I would synthesize a PHA production cassette for E. coli K-12 containing codon-optimized phaA, phaB, and phaC. The goal would be to rapidly test/study PHB production from a designed pathway rather than cloning each gene manually from genomic DNA.

I would use commercial gene synthesis, such as Twist, because it allows designed DNA sequences to be ordered directly with defined codon usage, avoided restriction sites, and synthesis constraints. The essential steps are: design the coding sequences, codon-optimize them for E. coli, add regulatory parts such as promoter/RBSs/terminator, screen for forbidden restriction sites and problematic repeats, synthesize short oligos, assemble them into longer fragments or a full insert, clone into a plasmid, and verify the final sequence.

The main limitations are length-dependent error accumulation, synthesis difficulty from repeats or extreme GC content, turnaround time, cost for long constructs, and the need for clonal verification before experimental use.

5.3 DNA Edit

Aiming for increased expression of phaCAB and improved PHA production, I would edit E. coli metabolic and stress-tolerance genes to increase PHB yield. For example, I would target pathways that improve acetyl-CoA/NADPH supply, reduce competing carbon sinks, and increase tolerance to intracellular polymer accumulation.

For precise point mutations, I would use CRISPR base editing or prime editing because these methods can introduce targeted sequence changes without relying on double-strand breaks. For larger edits or gene insertions, I would use Cas9-assisted homologous recombination with a donor DNA template.

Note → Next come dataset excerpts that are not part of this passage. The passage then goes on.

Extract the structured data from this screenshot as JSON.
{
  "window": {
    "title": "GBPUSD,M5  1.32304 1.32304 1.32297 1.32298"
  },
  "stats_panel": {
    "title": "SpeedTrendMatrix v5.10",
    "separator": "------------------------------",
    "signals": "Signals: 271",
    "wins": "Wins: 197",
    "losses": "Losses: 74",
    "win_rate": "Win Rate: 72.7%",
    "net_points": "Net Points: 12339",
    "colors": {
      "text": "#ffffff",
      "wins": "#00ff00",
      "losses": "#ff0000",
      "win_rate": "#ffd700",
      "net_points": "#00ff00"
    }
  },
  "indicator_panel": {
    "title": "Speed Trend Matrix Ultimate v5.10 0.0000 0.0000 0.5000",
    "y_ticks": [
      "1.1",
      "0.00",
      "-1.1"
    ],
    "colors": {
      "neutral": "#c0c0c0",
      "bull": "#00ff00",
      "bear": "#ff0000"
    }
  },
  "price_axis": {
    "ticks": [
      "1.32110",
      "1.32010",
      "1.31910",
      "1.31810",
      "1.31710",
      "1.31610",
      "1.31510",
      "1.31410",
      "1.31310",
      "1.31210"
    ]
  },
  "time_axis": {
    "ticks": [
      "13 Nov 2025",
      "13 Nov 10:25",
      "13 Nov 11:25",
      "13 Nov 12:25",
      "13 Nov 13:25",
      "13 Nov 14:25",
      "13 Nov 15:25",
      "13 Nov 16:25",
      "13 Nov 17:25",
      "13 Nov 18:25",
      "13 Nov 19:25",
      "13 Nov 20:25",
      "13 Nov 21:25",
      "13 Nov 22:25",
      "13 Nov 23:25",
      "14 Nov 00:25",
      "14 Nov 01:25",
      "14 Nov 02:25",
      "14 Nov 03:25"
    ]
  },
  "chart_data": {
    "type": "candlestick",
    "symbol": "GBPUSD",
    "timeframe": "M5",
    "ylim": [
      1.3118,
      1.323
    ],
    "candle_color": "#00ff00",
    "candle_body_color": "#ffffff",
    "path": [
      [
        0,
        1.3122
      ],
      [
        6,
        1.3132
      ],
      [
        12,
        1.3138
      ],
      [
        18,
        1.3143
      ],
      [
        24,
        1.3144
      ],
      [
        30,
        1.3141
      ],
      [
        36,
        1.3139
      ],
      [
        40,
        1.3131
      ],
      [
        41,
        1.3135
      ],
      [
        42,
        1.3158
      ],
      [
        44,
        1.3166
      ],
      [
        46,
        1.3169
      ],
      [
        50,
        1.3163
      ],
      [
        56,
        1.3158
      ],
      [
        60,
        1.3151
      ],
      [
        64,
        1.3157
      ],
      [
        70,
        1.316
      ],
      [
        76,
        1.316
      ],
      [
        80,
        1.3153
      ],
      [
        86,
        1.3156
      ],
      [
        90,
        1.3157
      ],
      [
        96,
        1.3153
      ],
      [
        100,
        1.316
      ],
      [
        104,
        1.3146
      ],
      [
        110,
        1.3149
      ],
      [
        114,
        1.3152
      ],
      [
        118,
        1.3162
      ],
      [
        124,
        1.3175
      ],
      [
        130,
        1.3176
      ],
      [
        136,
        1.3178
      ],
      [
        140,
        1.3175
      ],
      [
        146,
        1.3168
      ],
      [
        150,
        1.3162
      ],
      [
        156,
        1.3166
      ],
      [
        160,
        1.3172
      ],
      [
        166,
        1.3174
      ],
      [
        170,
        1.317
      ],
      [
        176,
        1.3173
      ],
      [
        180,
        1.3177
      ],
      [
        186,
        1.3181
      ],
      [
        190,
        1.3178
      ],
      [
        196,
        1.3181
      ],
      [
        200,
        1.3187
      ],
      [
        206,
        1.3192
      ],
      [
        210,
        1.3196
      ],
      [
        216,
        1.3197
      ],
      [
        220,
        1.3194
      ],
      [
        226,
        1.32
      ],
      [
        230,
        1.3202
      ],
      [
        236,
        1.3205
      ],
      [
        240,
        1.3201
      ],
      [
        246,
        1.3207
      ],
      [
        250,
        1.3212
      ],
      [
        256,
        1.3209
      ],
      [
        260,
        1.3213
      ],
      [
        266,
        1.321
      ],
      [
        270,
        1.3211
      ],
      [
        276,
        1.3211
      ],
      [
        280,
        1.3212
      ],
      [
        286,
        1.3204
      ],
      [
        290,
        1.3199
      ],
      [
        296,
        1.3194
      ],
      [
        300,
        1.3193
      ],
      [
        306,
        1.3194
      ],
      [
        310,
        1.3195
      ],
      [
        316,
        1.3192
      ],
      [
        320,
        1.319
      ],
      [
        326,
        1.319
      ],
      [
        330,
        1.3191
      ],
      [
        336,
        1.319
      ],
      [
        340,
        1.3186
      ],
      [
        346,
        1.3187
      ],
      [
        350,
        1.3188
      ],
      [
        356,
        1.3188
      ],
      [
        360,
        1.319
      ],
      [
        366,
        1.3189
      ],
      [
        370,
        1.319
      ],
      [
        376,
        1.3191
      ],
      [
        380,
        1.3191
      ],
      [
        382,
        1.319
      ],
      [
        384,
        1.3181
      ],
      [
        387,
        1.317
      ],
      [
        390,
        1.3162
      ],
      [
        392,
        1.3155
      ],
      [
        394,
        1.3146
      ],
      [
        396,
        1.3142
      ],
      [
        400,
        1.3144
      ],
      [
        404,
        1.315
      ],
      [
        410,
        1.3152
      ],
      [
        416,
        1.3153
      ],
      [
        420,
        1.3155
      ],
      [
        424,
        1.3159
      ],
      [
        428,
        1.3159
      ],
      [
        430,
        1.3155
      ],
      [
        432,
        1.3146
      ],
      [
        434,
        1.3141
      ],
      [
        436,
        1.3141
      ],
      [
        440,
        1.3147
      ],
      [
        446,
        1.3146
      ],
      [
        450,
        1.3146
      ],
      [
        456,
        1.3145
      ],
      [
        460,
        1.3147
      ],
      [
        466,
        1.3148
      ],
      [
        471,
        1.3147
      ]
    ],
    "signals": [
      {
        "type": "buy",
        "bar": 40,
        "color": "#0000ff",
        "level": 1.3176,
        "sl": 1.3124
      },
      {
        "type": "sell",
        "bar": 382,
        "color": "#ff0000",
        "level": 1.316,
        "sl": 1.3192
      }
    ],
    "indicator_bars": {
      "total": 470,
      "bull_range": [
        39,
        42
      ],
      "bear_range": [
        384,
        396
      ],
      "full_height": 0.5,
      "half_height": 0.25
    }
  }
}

The design steps would include selecting the target gene, designing guide RNAs, checking off-target risk, preparing the editor plasmid or Cas9/gRNA system, designing the donor template if needed, transforming E. coli, selecting edited colonies, and confirming edits by sequencing.

Limitations include editing efficiency, PAM constraints, off-target edits, toxicity from editor expression, and the increased screening burden when multiplexing several edits.